The Department of Homeland Security, the Department of Labor, and the White House posted social media content in January that drew criticism for borrowing phrases, images, and music tied to far-right and white nationalist movements, as the Trump administration intensified its immigration enforcement operations in Minneapolis. The administration said the posts were misread; critics and researchers said the references were deliberate.
The posts are part of what analysts describe as a recurring pattern in the Trump administration’s communications — the use of imagery and phrases familiar to far-right and white supremacist online communities while maintaining plausible deniability with mainstream audiences, as the administration frames its immigration enforcement campaign as a defense of Western civilization.
The posts
On Jan. 9, DHS posted an image of a man on horseback in a snowy, mountainous landscape bearing the words “We’ll have our home again.” That is the chorus to a song about ousting a foreign presence by a self-described “folk-punk” band that the Proud Boys and other far-right and white supremacist groups have used, according to the Associated Press. The post came two days after a U.S. Immigration and Customs Enforcement agent fatally shot Renee Good in Minneapolis, sharply raising tensions in the city.
The following day, the Department of Labor posted on X: “One Homeland. One People. One Heritage. Remember who you are, American.” Several critics on the platform drew a parallel to the Nazi slogan “Ein Volk, Ein Reich, Ein Führer” — “One People, One Realm, One Leader.”
The White House also posted an image related to Greenland showing a dog sled at a fork in a trail, one path toward an American flag and the White House and the other toward Russian and Chinese flags. Above the image was the phrase “Which Way, Greenland Man?” The post references a meme that riffs on the title of a white supremacist book, “Which Way Western Man?” ICE had previously used similar framing in a recruiting post asking “Which Way, American Man?”
Administration response
White House spokeswoman Abigail Jackson dismissed the criticism. “It seems that the mainstream media has become a meme of their own: The deranged leftist who claims everything they dislike must be Nazi propaganda,” Jackson said. “This line of attack is boring and tired. Get a grip.”

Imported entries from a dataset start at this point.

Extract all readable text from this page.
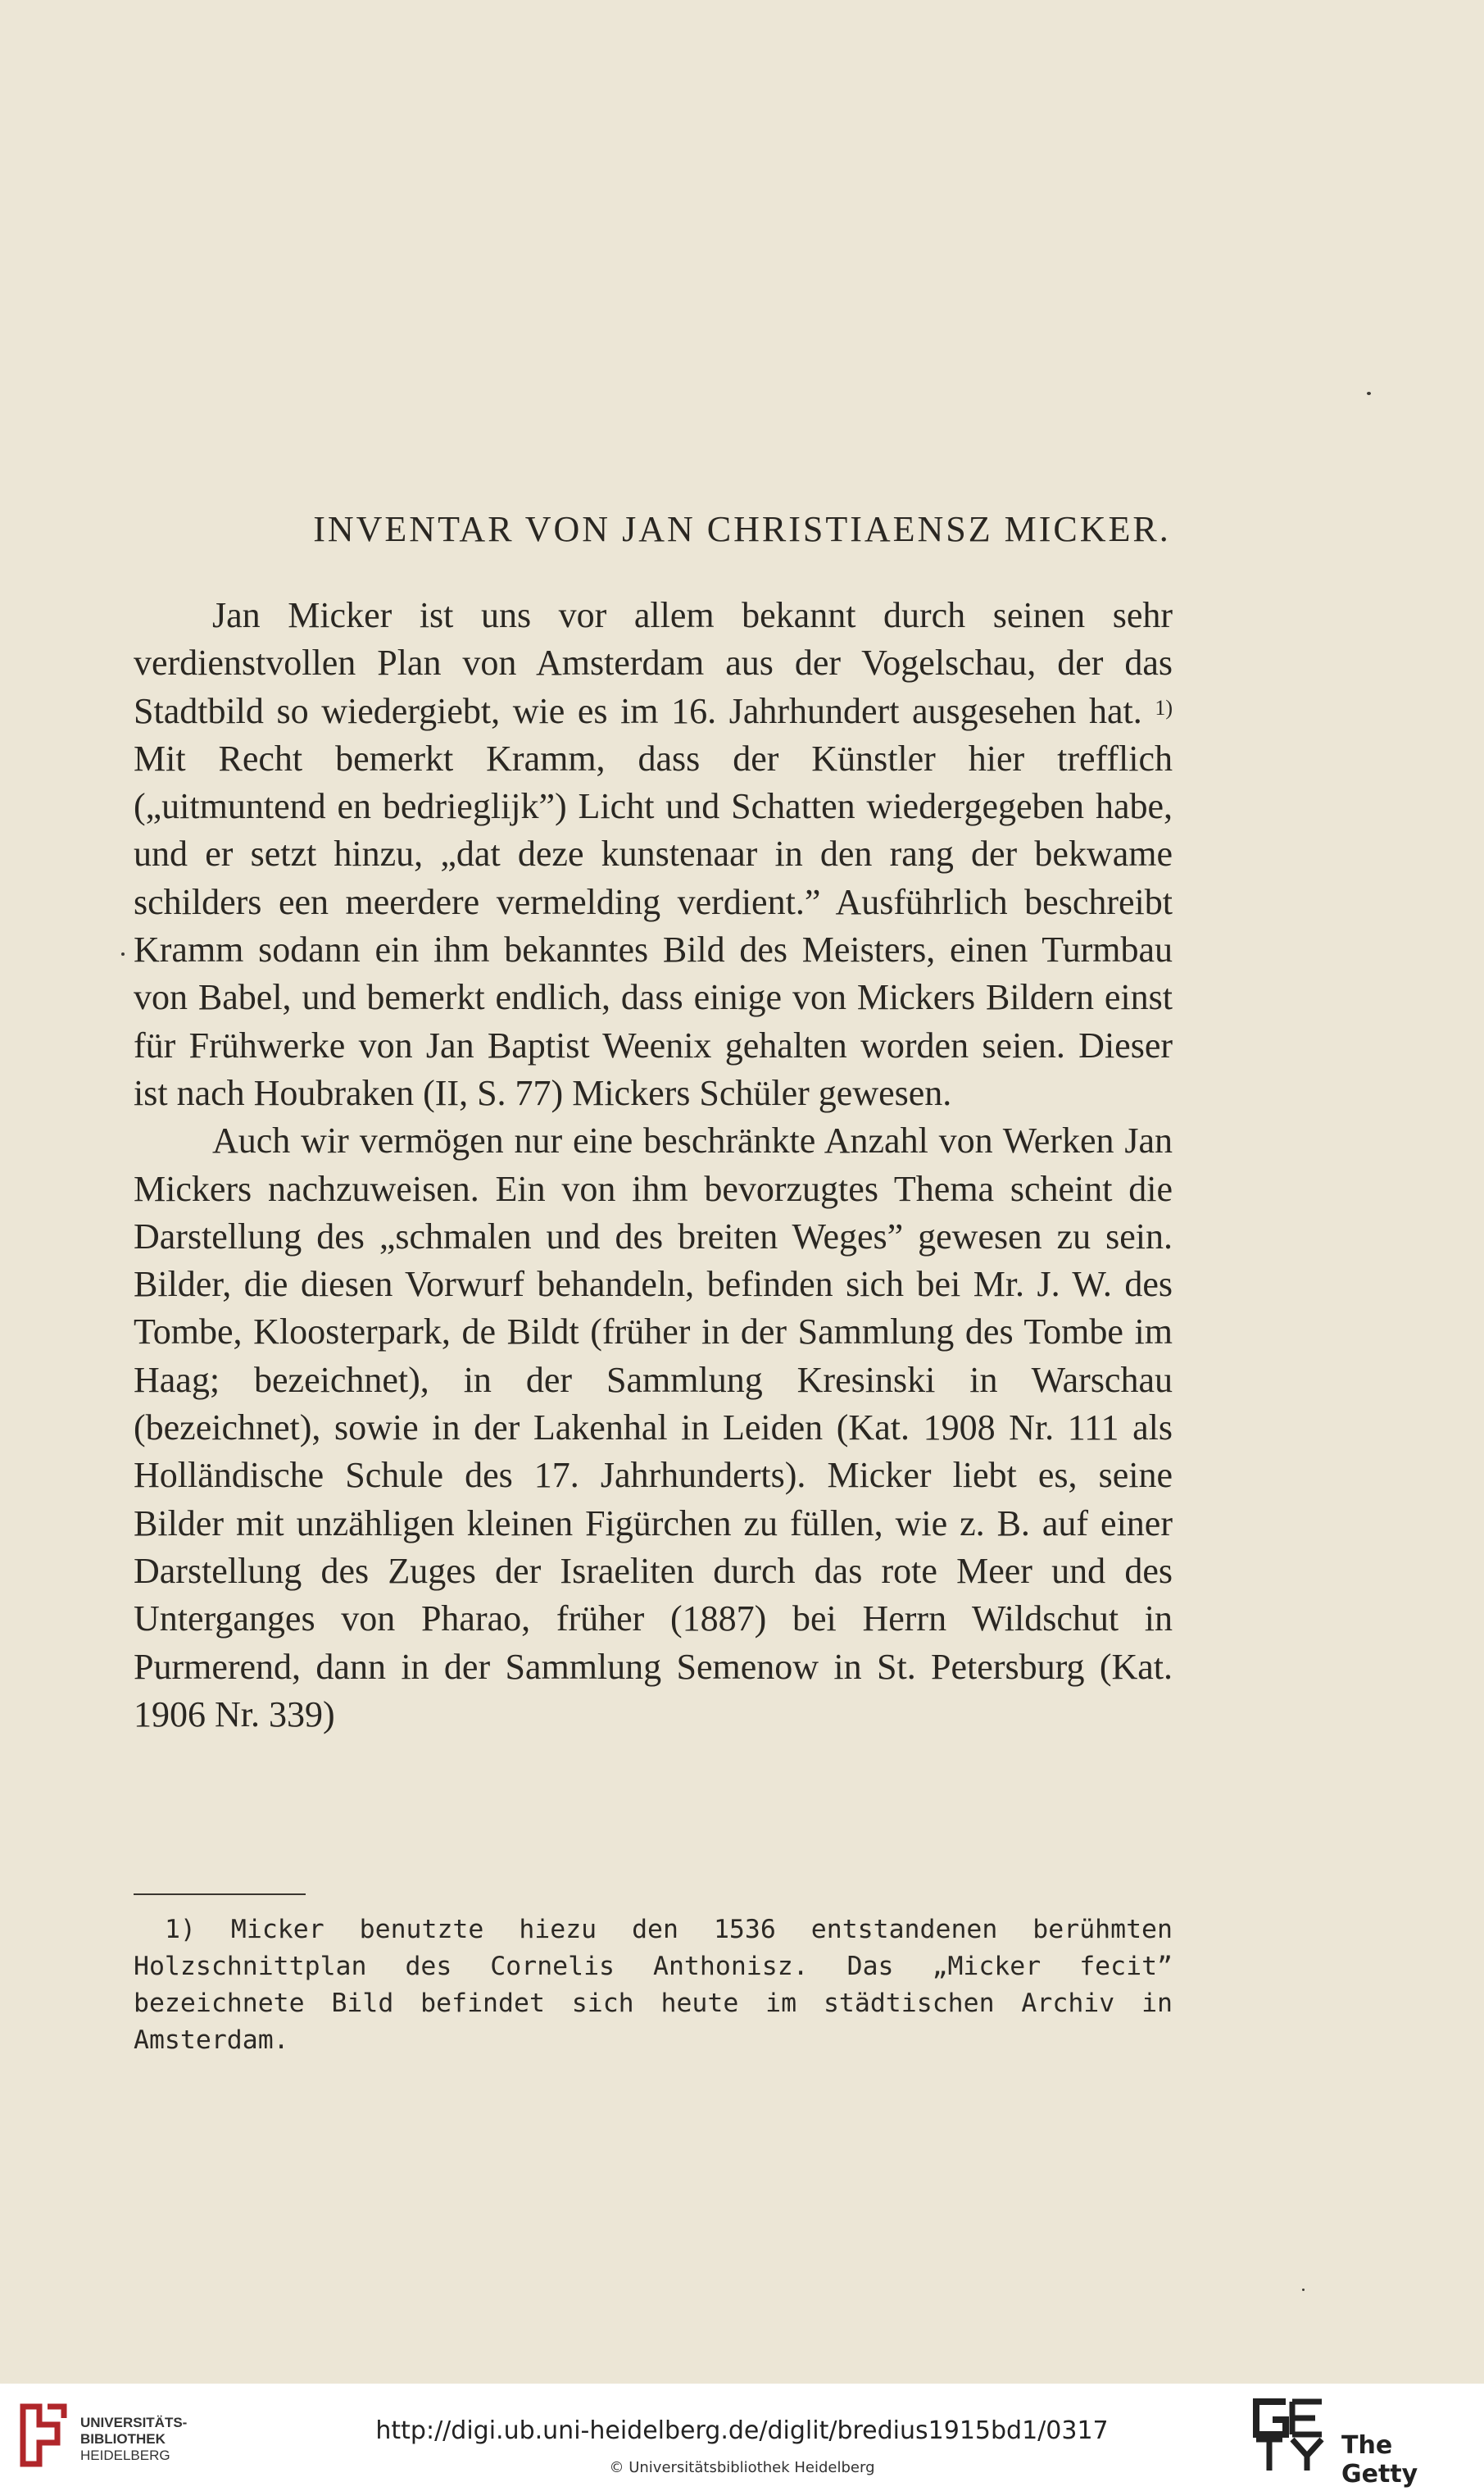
INVENTAR VON JAN CHRISTIAENSZ MICKER.

Jan Micker ist uns vor allem bekannt durch seinen sehr verdienstvollen Plan von Amsterdam aus der Vogelschau, der das Stadtbild so wiedergiebt, wie es im 16. Jahrhundert ausgesehen hat. $^{1)}$ Mit Recht bemerkt Kramm, dass der Künstler hier trefflich („uitmuntend en bedrieglijk”) Licht und Schatten wiedergegeben habe, und er setzt hinzu, „dat deze kunstenaar in den rang der bekwame schilders een meerdere vermelding verdient.” Ausführlich beschreibt Kramm sodann ein ihm bekanntes Bild des Meisters, einen Turmbau von Babel, und bemerkt endlich, dass einige von Mickers Bildern einst für Frühwerke von Jan Baptist Weenix gehalten worden seien. Dieser ist nach Houbraken (II, S. 77) Mickers Schüler gewesen.

Auch wir vermögen nur eine beschränkte Anzahl von Werken Jan Mickers nachzuweisen. Ein von ihm bevorzugtes Thema scheint die Darstellung des „schmalen und des breiten Weges” gewesen zu sein. Bilder, die diesen Vorwurf behandeln, befinden sich bei Mr. J. W. des Tombe, Kloosterpark, de Bildt (früher in der Sammlung des Tombe im Haag; bezeichnet), in der Sammlung Kresinski in Warschau (bezeichnet), sowie in der Lakenhal in Leiden (Kat. 1908 Nr. 111 als Holländische Schule des 17. Jahrhunderts). Micker liebt es, seine Bilder mit unzähligen kleinen Figürchen zu füllen, wie z. B. auf einer Darstellung des Zuges der Israeliten durch das rote Meer und des Unterganges von Pharao, früher (1887) bei Herrn Wildschut in Purmerend, dann in der Sammlung Semenow in St. Petersburg (Kat. 1906 Nr. 339)

1) Micker benutzte hiezu den 1536 entstandenen berühmten Holzschnittplan des Cornelis Anthonisz. Das „Micker fecit” bezeichnete Bild befindet sich heute im städtischen Archiv in Amsterdam.

UNIVERSITÄTS-
BIBLIOTHEK
HEIDELBERG
http://digi.ub.uni-heidelberg.de/diglit/bredius1915bd1/0317
© Universitätsbibliothek Heidelberg
The Getty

DHS spokeswoman Tricia McLaughlin said the “We’ll Have Our Home Again” post “was a reference to 20-plus million illegal aliens invading the country.” She added: “I don’t know where you guys are getting this stuff, but it is absurd.”
A separate image — a sign reading “One Of Ours, All Of Yours” that appeared on Secretary of Homeland Security Kristi Noem’s lectern during a news conference — also drew social media attention, with commentators suggesting it was a Nazi phrase. The Southern Poverty Law Center said it could not trace the words to any Nazi slogan. McLaughlin said the sign referenced a CBP officer who had been shot, describing him as “one of our officers and all of the country’s federal law enforcement officer.”
Expert analysis
César Cuauhtémoc García Hernández, a law professor at Ohio State University, said the administration’s use of such references is a deliberate choice. “You don’t have to dip into white supremacist sloganeering to promote immigration regulation,” he said, noting that former President Bill Clinton signed two bills in the 1990s toughening penalties on immigrants in the country illegally without comparable framing.
García Hernández said the references appear calibrated. “The imagery is not simply a reproduction of common white supremacist imagery or text, but a play on that imagery — and that gives them the breathing room they want,” he said.
Hannah Gais, a senior researcher at the Southern Poverty Law Center who has long tracked white supremacist groups, said the administration is targeting a specific online audience with the messaging. “They know their base is this overly online right-winger who they know will go nuts if they say ‘Which Way, Western Man?’” Gais said. “I don’t think it’s a tenable strategy for the long term because the stuff is incomprehensible to most people. And if it is comprehensible, people don’t like it.”
Broader pattern
The AP described the flurry of posts as renewing criticism about a recurring pattern in Trump’s second term. Trump has previously said immigrants are “poisoning the blood of our country” and spoken favorably about white immigrants compared to those from what he called “shithole countries” in Africa and Haiti, while asking why the United States does not draw more immigrants from Norway. In December 2025, he called Somali immigrants “garbage.”
The administration changed refugee admission policy to allow white South Africans while shutting down admissions for most other refugee groups. Trump justified the change by claiming, against available evidence, that white South Africans face discrimination in their home country.
Elon Musk, who was Trump’s largest donor during the 2024 presidential campaign and ran the Department of Government Efficiency for the first part of 2025, added a “100” emoji to a user post on X, the social platform he owns, that called for “white solidarity” to prevent the mass murder of white men.
Trump won his second term with increased support among Latino, Black, and Asian voters compared to his first presidential run, even as white nationalist groups have publicly expressed enthusiasm for his nationalist and anti-immigrant policies.